花见备下了酒菜,但是端出来就被柳絮淹没了。这酒水是喝不成了,不过,远处却是有人策马而来,激起一路烟尘。
一行两骑,秦沁眯着眼睛,认出来那是沈星河和岳子詹。
怎么看怎么像是两口子,偏偏大齐一朝最忌讳的就是官员之间相互勾结。要是赐婚,就要辞官,沈星河的仕途还在上升期间,无论如何都是不能辞官的。
“是沈大人和岳大人。”放眼朝中,也就只有这两个人有胆气。锋芒毕露的两个人,被传为是皇帝的紫电青霜。不过,他们居然来送别,出乎意料。
沈星河,一身衣履华贵剑眉星目,当真是巾帼不让须眉。这一身男装英姿飒爽,漂亮的紧。
岳子詹只是一身官府,眼底还有一团乌青:“听闻越王今日离开京城,下官也是赶来。没想到偶遇沈大人。”

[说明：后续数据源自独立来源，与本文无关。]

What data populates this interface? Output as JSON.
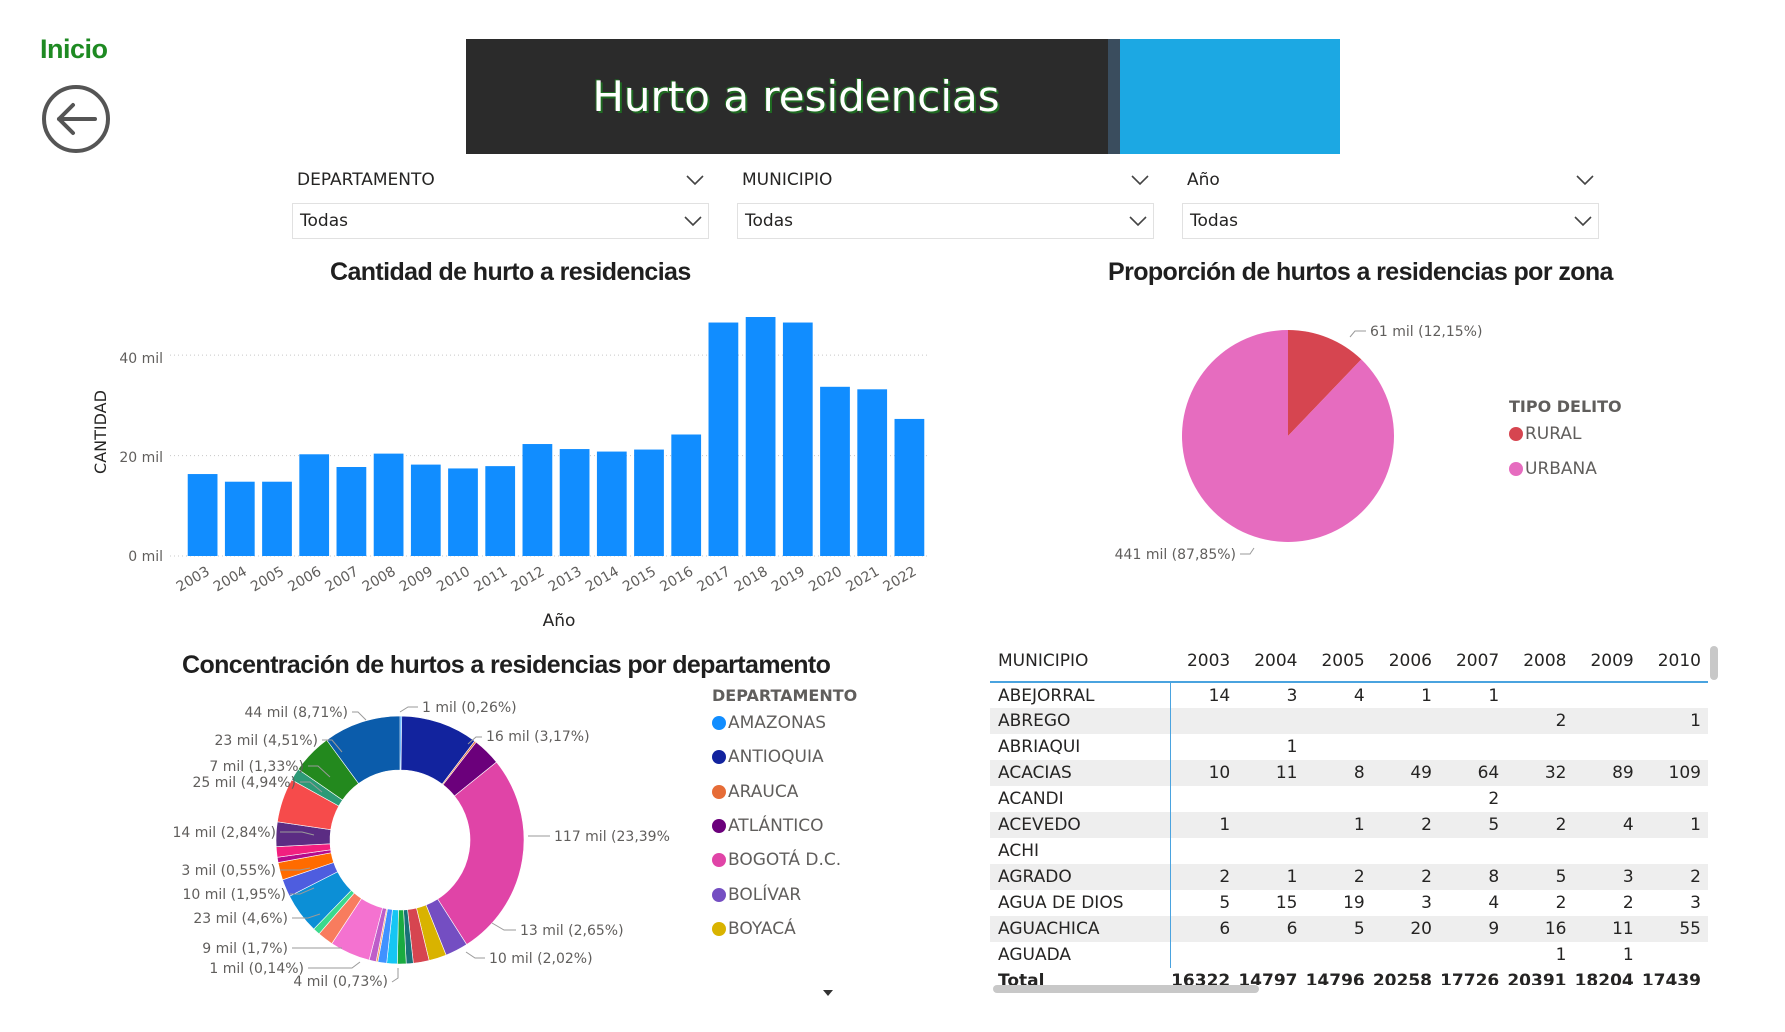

秦沁解开了披风的帽子,这二人才认出来这是秦皇后:“下官参见皇后。”
“荒郊野岭,别脏了官服,请起。”
沈星河却是说:“若是没有越王暗中相助,就凭下官和岳大人,无论如何都是扛不住苏州城的那三天。越王是我二人的恩人,来送越王是应该的。”
原来,在江南的时候,还有这样一件事。
起风了,秦沁怕柳絮飞到口鼻中,便是用披风掩面。吴月白帮着秦沁系好披风的带子。面色冷得很,并不吃沈星河这一套奉承的话。
“大齐终将繁荣昌盛,将会出现盛世帝王。希望两位作为臣子,能够尽人事以待天命。尤其是沈大人。”吴月白的眼睛削过沈星河:“你姓沈,不姓裴。”
“越王最信占卜,想必已经给下官占卜过。命中注定的,血脉无法改变。又能怎么样呢?越王果然是不会帮下官,下官就不开口了。”